In order to maintain or improve muscle volume, two interventions should be considered namely, amino acid supplementation and exercise. Cirrhotic patients often suffer from negative energy balance even at an early stage of the disease, characterized predominantly by protein deficiency and it is well known that they also have reduced plasma branched-chain amino acid (BCAA). Recent studies demonstrated the efficacy of branched-chain amino acid supplementation in improving the hypoalbuminemia of cirrhotic patients[7,8]. In the present study, none of the patients had received BCAA-supplementation because decompensated patients were excluded. Theoretically, BCAA-supplementation could inhibit muscle catabolism and contribute to the maintenance of muscle volume.
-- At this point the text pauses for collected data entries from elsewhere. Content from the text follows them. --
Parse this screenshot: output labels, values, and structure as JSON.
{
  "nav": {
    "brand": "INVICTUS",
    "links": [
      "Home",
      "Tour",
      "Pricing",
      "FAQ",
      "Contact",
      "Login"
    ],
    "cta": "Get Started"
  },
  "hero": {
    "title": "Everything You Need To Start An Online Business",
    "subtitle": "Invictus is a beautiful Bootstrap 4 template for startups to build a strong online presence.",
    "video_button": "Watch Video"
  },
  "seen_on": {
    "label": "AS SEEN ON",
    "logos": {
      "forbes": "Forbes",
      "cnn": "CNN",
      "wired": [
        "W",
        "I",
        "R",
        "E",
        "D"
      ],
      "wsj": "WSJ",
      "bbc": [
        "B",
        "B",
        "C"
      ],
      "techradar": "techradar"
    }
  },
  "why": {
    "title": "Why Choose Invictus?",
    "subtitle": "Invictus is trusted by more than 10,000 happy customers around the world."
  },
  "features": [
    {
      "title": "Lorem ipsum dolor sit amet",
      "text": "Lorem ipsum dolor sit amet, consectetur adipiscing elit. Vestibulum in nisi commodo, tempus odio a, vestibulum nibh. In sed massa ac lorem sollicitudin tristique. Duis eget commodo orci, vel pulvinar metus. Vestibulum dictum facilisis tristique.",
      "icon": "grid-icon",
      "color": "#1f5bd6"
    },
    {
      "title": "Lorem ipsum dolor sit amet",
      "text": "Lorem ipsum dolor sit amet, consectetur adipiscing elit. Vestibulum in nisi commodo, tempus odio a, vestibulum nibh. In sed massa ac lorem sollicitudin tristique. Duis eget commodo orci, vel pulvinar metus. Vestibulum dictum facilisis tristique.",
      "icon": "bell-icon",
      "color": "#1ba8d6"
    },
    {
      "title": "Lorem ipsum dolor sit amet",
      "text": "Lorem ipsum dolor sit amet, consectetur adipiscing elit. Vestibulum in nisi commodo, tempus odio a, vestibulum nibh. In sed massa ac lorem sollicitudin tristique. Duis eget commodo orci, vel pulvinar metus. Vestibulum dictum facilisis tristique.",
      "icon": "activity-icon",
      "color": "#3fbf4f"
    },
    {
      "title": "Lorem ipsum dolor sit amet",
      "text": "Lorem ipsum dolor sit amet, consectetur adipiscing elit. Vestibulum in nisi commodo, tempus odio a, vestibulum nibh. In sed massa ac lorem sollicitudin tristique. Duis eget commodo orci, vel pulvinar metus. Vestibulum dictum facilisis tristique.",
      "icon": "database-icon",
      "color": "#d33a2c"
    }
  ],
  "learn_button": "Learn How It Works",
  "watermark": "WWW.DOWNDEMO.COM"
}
Regarding the usefulness of exercise for cirrhotic patients, most reports have focused on decompensated patients with ascites. Salo et al[16], noted that moderate physical exercise caused a marked impairment in the renal function of patients with ascites as well as marked stimulation of vasoconstrictor systems, whereas Garcia-Pagan et al[17], indicated that moderate exercise increased portal pressure and might therefore increase the risk of variceal bleeding in patients with esophageal varices. Although the contribution of exercise to the prognosis of cirrhotic patients remains unclear, we believe that exercise at the compensated stage would be useful for maintaining muscle volume which could delay the emergence of symptoms such as ascites and edema that accompany the progression of cirrhosis. Once ascites emerge in a cirrhotic patient, abdominal fullness causes appetite loss, which induces further hypoalbuminemia and reduction of hepatic blood flow. To avoid such an injurious cycle, it is important to prevent hypoalbuminemia at the compensated stage. Taken together, the evidence suggests that the periodic evaluation of body composition using BAI, in addition to the physician’s recommendation for exercise, would be useful for improving the prognosis of compensated cirrhotic patients.